The Ecuadorian government quickly regretted having become a party to the Rio Protocol. The protocol became the focus of a surge of Ecuadorian national pride and concomitant opposition to Arroyo in a new coalition—the Democratic Alliance. The coalition brought together a wide array of Ecuadorian politicians dedicated to replacing the "president who had been unable to defend the national honor." Arroyo's rejoinder that he would remain in office the full four years, "neither one day more nor one day less," and his being prominently hailed in Washington as "the Apostle of Pan-Americanism " only increased his political isolation. A persistent inflation that whittled away at the purchasing power of salaried workers was a further cause of popular resentment against Arroyo.
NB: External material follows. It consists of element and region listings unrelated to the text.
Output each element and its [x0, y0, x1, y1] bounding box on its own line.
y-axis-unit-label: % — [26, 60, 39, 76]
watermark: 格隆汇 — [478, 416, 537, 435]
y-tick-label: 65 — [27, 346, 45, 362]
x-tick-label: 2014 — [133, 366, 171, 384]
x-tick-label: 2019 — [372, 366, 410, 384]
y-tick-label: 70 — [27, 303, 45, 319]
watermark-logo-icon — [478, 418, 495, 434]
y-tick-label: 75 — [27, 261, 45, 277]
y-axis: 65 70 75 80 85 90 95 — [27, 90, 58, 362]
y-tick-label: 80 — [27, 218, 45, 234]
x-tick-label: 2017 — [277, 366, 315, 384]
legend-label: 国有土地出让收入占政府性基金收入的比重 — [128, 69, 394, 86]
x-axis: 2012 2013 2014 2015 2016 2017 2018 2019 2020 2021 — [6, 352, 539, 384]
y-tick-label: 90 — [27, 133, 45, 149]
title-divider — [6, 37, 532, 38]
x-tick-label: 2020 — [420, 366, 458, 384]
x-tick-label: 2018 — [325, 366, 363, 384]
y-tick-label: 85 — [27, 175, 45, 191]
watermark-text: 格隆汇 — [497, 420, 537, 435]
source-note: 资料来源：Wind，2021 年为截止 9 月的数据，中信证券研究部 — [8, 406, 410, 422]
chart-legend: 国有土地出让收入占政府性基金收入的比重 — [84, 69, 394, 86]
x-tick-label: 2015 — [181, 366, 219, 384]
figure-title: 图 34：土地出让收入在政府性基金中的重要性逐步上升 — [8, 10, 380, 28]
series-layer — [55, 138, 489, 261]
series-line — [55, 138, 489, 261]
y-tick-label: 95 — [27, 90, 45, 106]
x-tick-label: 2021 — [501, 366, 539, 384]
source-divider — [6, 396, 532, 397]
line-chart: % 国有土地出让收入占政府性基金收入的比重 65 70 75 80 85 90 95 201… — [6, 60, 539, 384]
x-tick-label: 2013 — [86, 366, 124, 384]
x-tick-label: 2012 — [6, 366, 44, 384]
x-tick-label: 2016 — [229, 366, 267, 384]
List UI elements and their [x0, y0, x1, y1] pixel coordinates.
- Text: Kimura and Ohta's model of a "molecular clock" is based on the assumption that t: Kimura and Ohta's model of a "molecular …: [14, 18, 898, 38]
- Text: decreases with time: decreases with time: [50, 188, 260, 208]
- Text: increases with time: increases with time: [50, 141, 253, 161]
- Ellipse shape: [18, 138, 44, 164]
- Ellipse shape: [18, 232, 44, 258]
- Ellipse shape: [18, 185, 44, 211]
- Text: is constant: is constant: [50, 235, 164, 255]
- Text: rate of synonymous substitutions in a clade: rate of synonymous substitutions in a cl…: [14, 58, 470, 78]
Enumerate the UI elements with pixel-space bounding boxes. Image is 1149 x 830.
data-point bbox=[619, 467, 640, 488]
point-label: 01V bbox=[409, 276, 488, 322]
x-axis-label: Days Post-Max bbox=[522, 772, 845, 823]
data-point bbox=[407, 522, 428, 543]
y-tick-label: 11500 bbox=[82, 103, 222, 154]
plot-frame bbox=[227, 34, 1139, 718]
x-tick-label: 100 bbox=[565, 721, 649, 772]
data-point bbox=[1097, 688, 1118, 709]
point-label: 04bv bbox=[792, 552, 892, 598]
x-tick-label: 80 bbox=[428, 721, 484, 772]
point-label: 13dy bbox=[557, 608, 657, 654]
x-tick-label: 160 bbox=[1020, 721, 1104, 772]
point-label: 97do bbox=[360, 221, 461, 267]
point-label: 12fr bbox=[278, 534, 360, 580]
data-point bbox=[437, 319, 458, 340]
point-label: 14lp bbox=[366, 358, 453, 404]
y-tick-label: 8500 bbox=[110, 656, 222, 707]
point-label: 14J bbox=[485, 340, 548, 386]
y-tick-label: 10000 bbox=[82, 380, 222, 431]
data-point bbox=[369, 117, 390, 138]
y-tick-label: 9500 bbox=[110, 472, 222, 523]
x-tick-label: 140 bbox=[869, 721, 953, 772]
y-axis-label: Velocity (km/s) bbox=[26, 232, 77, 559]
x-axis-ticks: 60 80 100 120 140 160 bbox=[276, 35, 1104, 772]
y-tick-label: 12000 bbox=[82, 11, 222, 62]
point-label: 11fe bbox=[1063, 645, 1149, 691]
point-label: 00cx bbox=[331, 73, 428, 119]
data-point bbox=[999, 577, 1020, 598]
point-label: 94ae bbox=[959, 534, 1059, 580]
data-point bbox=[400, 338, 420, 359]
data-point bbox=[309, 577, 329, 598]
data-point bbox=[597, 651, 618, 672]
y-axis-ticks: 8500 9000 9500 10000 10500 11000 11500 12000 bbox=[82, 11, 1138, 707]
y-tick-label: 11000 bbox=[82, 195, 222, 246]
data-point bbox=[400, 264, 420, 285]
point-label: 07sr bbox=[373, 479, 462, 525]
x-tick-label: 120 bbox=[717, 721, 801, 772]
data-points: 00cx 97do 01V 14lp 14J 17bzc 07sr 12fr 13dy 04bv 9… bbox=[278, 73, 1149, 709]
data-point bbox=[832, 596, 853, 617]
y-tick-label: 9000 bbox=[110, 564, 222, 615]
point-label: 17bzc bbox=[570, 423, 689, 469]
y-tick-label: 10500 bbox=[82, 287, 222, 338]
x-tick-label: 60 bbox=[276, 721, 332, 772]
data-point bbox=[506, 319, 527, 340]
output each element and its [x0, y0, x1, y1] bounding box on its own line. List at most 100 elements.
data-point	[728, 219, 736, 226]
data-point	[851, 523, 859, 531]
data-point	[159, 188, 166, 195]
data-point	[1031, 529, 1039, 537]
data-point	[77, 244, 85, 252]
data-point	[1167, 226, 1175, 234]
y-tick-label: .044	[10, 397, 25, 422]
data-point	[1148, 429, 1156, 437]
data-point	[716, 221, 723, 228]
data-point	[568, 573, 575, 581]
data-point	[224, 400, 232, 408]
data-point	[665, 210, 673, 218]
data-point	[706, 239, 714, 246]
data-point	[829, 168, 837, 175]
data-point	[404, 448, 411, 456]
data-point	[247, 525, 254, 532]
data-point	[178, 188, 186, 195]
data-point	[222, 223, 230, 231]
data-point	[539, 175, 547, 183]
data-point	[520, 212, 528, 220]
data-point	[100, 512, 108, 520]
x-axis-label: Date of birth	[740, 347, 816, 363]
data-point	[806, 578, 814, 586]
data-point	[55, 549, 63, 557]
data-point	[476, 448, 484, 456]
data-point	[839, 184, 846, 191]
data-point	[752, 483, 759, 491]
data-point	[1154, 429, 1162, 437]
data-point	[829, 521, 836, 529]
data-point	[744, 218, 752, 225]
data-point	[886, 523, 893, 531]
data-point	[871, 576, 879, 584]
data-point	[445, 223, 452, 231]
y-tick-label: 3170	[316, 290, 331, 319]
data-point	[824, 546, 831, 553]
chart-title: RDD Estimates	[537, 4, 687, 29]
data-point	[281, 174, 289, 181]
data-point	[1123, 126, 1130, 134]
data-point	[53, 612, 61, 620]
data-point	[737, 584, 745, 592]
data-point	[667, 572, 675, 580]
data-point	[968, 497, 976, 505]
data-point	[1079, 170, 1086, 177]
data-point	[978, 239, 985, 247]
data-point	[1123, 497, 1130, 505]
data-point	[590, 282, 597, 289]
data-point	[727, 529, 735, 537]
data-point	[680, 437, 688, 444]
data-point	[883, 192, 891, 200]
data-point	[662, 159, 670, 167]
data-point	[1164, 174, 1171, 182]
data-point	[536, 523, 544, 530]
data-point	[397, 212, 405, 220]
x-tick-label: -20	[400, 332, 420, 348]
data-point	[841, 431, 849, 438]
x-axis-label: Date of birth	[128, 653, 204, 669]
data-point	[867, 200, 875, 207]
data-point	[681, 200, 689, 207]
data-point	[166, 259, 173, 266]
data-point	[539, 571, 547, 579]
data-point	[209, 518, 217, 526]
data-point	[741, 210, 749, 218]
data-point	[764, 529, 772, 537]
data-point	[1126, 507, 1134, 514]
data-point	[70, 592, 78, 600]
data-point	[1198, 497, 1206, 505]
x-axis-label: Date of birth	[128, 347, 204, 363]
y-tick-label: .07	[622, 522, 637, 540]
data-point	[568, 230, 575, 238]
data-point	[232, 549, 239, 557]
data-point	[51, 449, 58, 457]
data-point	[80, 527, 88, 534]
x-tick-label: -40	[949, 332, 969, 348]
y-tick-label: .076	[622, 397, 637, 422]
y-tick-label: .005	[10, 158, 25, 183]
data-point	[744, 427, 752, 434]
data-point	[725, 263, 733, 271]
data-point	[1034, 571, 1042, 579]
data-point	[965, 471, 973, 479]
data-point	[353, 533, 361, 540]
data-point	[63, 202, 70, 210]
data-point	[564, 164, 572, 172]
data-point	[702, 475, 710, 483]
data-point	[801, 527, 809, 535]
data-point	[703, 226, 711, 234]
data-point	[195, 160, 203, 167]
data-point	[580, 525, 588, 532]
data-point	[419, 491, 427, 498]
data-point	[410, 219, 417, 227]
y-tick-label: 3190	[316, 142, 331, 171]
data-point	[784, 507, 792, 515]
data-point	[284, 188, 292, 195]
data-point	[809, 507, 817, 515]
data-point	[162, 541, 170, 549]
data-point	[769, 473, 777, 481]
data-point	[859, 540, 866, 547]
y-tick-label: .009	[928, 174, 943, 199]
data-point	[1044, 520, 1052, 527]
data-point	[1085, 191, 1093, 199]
In May 1944, following an uprising in Guayaquil that pitted the military and civilian supporters of Velasco against Arroyo's police, the president finally resigned. The military handed power to the Democratic Alliance, which in turn named Velasco, whose electoral candidacy had recently been vetoed by Arroyo, as the popularly acclaimed president of the republic. The populist master returned triumphantly from exile in Colombia, greeted by throngs of enthusiasts during a three-day journey to Quito, to assume the presidency for the second time.